After 40 years on Picton’s Main Street, Gus’s Family Restaurant to close its doors

END OF AN ERA Tina and Mike Fountoukis with thier mom Cheryl Valleau. (Jason Parks/Gazette Staff)




A Main Street mainstay is saying goodbye.

Mike Fountoukis, of Gus’s Family Restaurant, has announced that his family’s tradition of feeding Picton’s families is coming to an end as of 3 September.

Having worked at his father’s, side since he was fifteen, Mike took over when Gus died unexpectedly in 2017. “My father worked 364 days a year,” said Mr. Fountoukis. “There was one time he had an accident and broke both legs. And he still came to work!”

Gus Fountoukis was born in Greece and emigrated to Montreal when he was sixteen. A cousin ran the Riviera Restaurant in the County and offered him a job. He worked at Mike’s Diner on Hwy. 49 for a while, and then, in 1984, he opened the Burger Palace at Talbot and Main.
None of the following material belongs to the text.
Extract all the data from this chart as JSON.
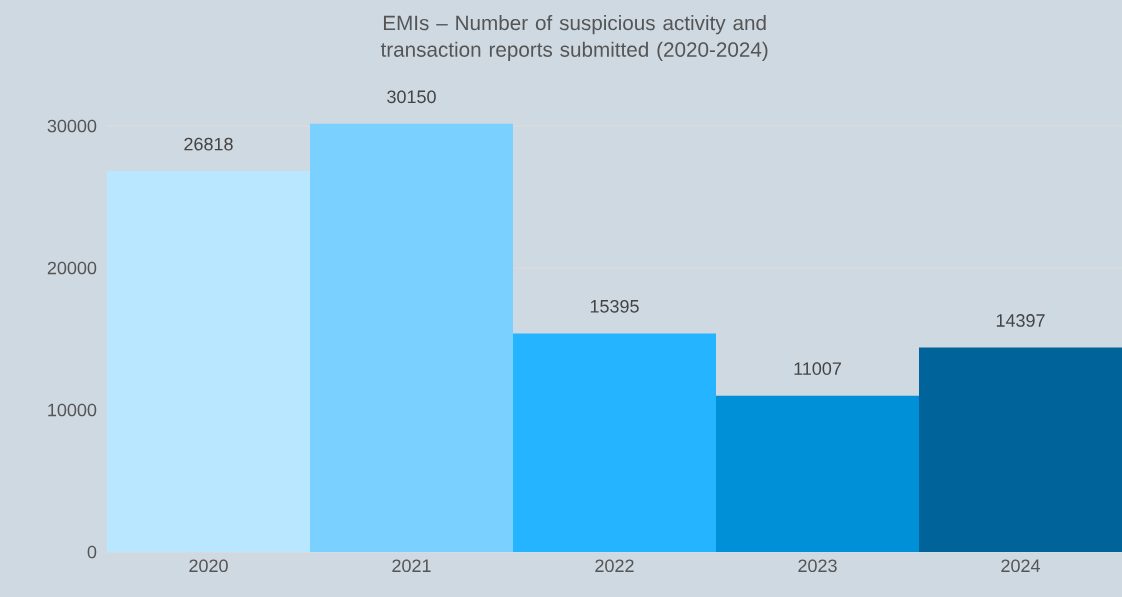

After a fire closed them down, Gus’s Family Restaurant rose from the ashes on Main St., at first where the Vic is now, before moving to their final location across the street.

Gus’s is truly a “family restaurant.” Many regular customers have been meeting there for breakfast for decades.

The news was greeted with an outpouring of fond memories and favourite menu items on community social media pages.

Patricia McConnell wrote, “Thanks for the awesome meals. My aunt Leola would be sad to hear this as well. If she was still with us she would have one last pork chop meal, as that was her favorite, and a coconut cream pie.”

Ms. McConnell added her own list of favorites: the club house or hot beef sandwiches and the “famous beef barley soup.”

For former Gazette editor Adam Bramburger, “Gus’s was always one of our favourites in Picton. Good food, great portions, and very affordable. We’ll miss it, but congrats to the family on the legacy and the next step. We’ll have to get back in for that lasagna once more.”

Other patrons recall children’s birthday parties or large family gatherings. As one visitor put it, “I remember going to Gus’s so clearly because it was such a comfortingly normal place.”

Mike Fountoukis took after his father, and kept the restaurant open seven days a week until very recently. “I loved it! The high pace and the community, knowing your locals and regulars.”

“None of this would have been possible without the loyal customers and the amazing staff we’ve had. I can’t thank the community enough for supporting us for forty years.”

Having weathered the pandemic, and his own health challenges, a growing family and his mother’s approaching retirement brought some reflection. “A restaurant is a lot of work. Some of my friends work at their own pace; I work at the customers’ pace.”

The restaurant started taking Mondays off, and Mr. Fountoukis realized he was missing some of the simplest pleasures — “like actually eating dinner with my kids.”

He is planning some well-deserved rest and recuperation. Will he be back? “Maybe,” he said, “but as of right now I’m taking some time to ponder. I got a taste of being a father. It was an eye opener!”

As I spoke to Mr. Fountoukis on the phone, he was also attending to his audibly active two-year-old twins. He may not be leaving “the high pace and the community” behind after all.